Have anyone encountered this and can help fix it?
Always like to preface with “I’m relatively new to this”
I don’t think cross hatch is compatible with rotary. I believe you need to scan parallel to the axis. Please report back let us know what you figure out.
You are alone thinking this, others think the same but for me it makes less sense because y axis rotary and y axis machine is the same speed and performance. I heard something about setting something up, need to check more. Currently chatting with sculpfun to figure this
As already mentioned at Facebook, @Albroswift is right in my opinion (most people told you so, so he is not alone thinking this. It’s the other way around). You should NOT use cross hatch with the rotary. And NO, you can’t compare the y-axis to the rotary axis. You need entirely different settings here. Rotating an object (which moves by itself then) is fundamentally different from scanning on top of a non-moving surface. So, I suggest trying speeds at around 20-50% of the normal y-axis speeds.
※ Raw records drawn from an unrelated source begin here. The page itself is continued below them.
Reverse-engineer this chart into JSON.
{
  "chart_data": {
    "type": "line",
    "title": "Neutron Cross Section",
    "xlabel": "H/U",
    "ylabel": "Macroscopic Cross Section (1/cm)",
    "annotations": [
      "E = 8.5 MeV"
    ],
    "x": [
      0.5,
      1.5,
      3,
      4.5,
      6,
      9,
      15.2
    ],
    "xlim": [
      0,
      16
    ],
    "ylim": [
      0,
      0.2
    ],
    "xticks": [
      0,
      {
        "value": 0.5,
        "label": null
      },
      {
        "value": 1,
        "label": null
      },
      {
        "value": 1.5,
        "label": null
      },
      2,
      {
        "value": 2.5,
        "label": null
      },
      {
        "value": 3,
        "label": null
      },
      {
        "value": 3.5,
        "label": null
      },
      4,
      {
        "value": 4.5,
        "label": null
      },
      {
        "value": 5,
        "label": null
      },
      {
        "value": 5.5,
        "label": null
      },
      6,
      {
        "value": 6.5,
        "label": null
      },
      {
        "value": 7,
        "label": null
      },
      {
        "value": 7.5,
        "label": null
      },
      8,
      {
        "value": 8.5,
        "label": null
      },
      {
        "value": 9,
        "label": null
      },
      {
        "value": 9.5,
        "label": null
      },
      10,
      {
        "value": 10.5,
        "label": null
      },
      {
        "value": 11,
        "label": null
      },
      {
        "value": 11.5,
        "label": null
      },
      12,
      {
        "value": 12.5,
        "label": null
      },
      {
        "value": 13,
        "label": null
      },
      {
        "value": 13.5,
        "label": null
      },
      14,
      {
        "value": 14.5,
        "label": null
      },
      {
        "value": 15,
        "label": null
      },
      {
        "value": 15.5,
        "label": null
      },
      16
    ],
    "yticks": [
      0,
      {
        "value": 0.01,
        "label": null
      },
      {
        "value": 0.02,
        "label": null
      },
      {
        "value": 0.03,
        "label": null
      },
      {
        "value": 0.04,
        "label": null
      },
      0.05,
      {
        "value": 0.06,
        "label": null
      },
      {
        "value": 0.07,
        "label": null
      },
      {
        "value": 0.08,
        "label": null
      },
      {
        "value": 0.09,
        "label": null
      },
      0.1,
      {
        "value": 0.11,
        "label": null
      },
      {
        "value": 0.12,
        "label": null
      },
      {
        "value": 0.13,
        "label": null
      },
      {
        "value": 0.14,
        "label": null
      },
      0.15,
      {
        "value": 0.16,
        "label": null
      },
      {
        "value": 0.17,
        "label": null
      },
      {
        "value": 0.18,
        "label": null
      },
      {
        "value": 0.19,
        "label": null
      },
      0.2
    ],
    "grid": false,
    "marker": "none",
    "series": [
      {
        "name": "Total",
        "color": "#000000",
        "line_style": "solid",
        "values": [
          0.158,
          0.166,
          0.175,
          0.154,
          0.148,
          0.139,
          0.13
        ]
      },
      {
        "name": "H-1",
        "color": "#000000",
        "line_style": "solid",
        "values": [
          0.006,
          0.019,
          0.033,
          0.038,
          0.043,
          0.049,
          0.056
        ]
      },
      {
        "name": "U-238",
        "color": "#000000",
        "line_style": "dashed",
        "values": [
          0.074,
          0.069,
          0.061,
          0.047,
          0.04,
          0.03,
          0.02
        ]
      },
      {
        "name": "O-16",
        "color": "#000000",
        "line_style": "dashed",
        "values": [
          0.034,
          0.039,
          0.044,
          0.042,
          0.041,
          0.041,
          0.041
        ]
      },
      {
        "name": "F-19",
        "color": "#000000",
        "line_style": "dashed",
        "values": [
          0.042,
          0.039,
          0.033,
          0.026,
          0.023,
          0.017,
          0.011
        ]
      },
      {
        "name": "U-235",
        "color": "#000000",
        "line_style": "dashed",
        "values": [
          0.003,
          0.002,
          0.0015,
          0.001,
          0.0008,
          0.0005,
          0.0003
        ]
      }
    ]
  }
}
I would think order of magnitude different, but really I know nothing about Sculpfins…
Makes sense, except the things on rotaries have a tendency to ‘slip’ since it isn’t ‘bolted’ to the machine like the Y axes you are used to.
I’ve run a bunch of these on my co2 and I can’t consistently do any kind of vector cuts without substantially reducing the acceleration of the Y axes. The smaller the design, the more likely you can’t get that axes up to speed.
You didn’t mention what kind of rotary, but I’d guess a wheel type. I have a PiBurn and I generally scan along the X axes and move the Y axes by the dpi, eliminating acceleration problems.
These are a couple of early mugs…
You can see where the mug has slipped, this is @ 10mm/s^2 acceleration on Y… When I load the rotary all of the Y acceleration values are in the single digits… along with the jump off speed.